Within a minute of clearing the tower, the rocket was already traveling at more than 1,100 mph, and at T+118 seconds the four tapering strap-on boosters were jettisoned, as planned, leaving the core alone to complete the push into low-Earth orbit, under the impulse of its single RD-108 engine. By the two-minute mark, Kotov, Ryazansky, and Hopkins had surpassed 3,350 mph, and, shortly thereafter, the escape tower and launch shroud separated, exposing Soyuz TMA-10M to vacuum for the first time. Four minutes and 58 seconds after leaving the desolate steppe of Central Asia, the core booster separated at an altitude of 105.6 statute miles and the third and final stage ignited to boost the Soyuz to a velocity of more than 13,420 mph. By the time the third stage separated, nine minutes into the flight, Kotov, Ryazansky, and Hopkins were in space and could begin the process of deploying their craft’s antennas and solar arrays. At the point of orbital insertion, Soyuz TMA-10M trailed the ISS by about 2,000 miles.

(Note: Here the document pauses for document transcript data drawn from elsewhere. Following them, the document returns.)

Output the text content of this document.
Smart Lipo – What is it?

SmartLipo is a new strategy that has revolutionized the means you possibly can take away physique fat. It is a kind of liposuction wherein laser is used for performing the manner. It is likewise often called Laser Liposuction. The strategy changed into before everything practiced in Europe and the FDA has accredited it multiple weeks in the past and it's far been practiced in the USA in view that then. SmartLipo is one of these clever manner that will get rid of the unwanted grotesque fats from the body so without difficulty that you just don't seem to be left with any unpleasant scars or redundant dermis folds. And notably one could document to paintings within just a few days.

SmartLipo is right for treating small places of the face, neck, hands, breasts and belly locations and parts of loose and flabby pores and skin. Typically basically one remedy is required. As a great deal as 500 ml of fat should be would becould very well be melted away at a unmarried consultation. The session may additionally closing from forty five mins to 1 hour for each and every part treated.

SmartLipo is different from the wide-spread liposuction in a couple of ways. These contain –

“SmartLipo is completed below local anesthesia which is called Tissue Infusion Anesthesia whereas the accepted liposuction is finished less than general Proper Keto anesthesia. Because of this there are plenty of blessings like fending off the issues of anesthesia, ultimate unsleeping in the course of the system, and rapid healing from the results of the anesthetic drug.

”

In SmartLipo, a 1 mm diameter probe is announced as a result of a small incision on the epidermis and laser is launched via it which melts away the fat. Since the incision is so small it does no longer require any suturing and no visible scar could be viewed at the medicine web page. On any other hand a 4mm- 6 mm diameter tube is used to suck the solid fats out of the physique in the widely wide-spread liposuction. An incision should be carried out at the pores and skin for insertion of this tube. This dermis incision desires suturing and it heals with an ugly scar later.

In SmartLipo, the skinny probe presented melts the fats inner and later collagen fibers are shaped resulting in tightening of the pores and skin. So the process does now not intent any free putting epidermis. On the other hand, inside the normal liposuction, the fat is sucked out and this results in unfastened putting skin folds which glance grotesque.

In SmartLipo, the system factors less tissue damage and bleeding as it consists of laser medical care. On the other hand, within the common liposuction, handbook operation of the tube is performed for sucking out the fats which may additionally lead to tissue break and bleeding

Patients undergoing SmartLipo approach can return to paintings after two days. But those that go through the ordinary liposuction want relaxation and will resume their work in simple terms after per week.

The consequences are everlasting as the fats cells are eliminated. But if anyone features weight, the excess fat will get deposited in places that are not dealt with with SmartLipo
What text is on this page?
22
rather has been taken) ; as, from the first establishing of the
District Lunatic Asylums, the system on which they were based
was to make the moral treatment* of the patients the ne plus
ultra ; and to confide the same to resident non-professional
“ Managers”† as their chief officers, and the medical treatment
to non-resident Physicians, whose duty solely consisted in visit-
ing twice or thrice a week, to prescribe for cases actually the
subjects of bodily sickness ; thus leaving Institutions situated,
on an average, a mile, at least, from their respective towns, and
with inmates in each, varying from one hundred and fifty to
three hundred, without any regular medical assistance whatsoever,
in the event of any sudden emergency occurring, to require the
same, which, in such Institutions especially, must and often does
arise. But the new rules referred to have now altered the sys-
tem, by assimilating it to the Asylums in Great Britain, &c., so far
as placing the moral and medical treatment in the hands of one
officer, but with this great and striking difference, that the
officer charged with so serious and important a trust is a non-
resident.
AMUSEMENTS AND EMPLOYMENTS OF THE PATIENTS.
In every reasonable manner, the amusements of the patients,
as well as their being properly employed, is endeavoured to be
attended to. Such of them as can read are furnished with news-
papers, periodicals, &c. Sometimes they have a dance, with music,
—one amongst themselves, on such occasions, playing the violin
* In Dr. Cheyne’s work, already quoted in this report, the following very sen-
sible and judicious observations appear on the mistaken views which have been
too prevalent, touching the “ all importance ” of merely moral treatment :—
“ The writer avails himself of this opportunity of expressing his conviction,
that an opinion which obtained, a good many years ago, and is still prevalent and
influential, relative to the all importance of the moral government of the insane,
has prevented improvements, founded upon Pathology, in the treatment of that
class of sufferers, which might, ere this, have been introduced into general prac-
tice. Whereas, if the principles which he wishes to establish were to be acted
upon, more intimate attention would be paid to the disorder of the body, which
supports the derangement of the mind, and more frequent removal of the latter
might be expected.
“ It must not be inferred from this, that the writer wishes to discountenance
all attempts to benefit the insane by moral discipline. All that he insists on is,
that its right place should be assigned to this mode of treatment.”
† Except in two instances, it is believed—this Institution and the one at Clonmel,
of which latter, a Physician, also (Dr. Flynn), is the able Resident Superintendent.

Within minutes of orbital insertion, Soyuz TMA-10M’s antennas and solar arrays were successfully deployed, priming the craft for its approach to the ISS. The first two computer-commanded thruster firings were executed within the first 90-minute orbit of Earth, with several more conducted over the next five hours. Following the smooth docking, under Kotov’s command, a complex series of pressure and other checks were performed to verify the combined ships’ integrity. Hatch opening took place at 12:34 a.m. EDT Thursday and the new crew were engulfed in smiles and hugs from Expedition 37 crew members Yurchikhin, Nyberg and Parmitano. The latter have been aboard the space station since 29 May.

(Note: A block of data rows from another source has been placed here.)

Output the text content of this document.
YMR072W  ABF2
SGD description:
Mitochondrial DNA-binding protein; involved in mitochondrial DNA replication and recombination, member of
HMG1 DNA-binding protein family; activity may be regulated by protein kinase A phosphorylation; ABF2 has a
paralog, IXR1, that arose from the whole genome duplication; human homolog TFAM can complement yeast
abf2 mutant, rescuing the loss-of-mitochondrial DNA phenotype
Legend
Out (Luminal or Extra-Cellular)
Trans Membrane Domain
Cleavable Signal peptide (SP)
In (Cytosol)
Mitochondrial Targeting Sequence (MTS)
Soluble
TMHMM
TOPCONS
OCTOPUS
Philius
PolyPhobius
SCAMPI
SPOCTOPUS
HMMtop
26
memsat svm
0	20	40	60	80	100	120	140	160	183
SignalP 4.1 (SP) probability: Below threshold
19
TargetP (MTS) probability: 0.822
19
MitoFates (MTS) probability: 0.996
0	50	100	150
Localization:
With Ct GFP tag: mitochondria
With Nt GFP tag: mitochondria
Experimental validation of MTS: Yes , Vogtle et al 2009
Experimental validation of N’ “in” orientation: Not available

Although same-day rendezvous and docking are nothing new—and America’s three Skylab crews in the early 1970s arrived at their orbital home eight or nine hours after launch—it has been typical during ISS missions to follow a longer profile of around two days, which has proven more economical in terms of propellant expenditure and the demands of orbital mechanics. However, the confines of Russia’s tiny Soyuz capsule are cramped and highly stressful and often serve to exacerbate sensations of nausea and motion sickness.

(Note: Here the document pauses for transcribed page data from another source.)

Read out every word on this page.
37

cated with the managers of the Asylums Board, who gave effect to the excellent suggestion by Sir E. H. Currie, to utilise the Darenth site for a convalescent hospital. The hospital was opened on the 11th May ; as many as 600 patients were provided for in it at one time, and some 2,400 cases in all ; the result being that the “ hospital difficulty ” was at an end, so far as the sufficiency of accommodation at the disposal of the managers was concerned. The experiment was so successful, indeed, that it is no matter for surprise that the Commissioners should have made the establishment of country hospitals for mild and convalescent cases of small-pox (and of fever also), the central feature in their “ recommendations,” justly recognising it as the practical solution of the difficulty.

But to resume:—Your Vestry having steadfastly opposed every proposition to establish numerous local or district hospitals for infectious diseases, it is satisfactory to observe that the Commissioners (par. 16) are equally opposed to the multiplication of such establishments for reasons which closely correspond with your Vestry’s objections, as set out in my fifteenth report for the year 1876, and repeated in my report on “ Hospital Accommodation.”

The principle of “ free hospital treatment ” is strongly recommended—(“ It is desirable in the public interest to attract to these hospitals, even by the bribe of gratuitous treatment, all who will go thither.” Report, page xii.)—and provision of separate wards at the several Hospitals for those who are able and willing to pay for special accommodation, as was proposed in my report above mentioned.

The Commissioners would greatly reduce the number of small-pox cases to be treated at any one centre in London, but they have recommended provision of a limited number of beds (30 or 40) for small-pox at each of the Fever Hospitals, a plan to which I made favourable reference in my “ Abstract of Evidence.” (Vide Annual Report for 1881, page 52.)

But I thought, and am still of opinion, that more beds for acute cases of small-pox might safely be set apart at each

Getting crews to the station soon, though hugely complicated, was considered highly desirable. Writing last year, analyst James Oberg explained that a fast rendezvous plan had been developed, involving a ballet of between four and six thruster firings to create the right conditions for an early docking. “The destination in space,” wrote Oberg, “must be lined up much more precisely in a narrow ‘slot’ in the sky. With the two-day profile, that destination could be anywhere halfway along the ISS’ round-the-world orbital track … but with the fast-track rendezvous, the target must be maneuvered in advance into a segment of the target’s orbit that is only 20 degrees wide at the time of the spacecraft’s launch.” In August 2012, Russia’s Progress M-16M—or “48P” in ISS Program-speak—completed the first “fast rendezvous” with the ISS. Since then, other Progress vehicles have followed suit and the Soyuz TMA-08M and Soyuz TMA-09M have demonstrated that the process is not overly stressful to human passengers.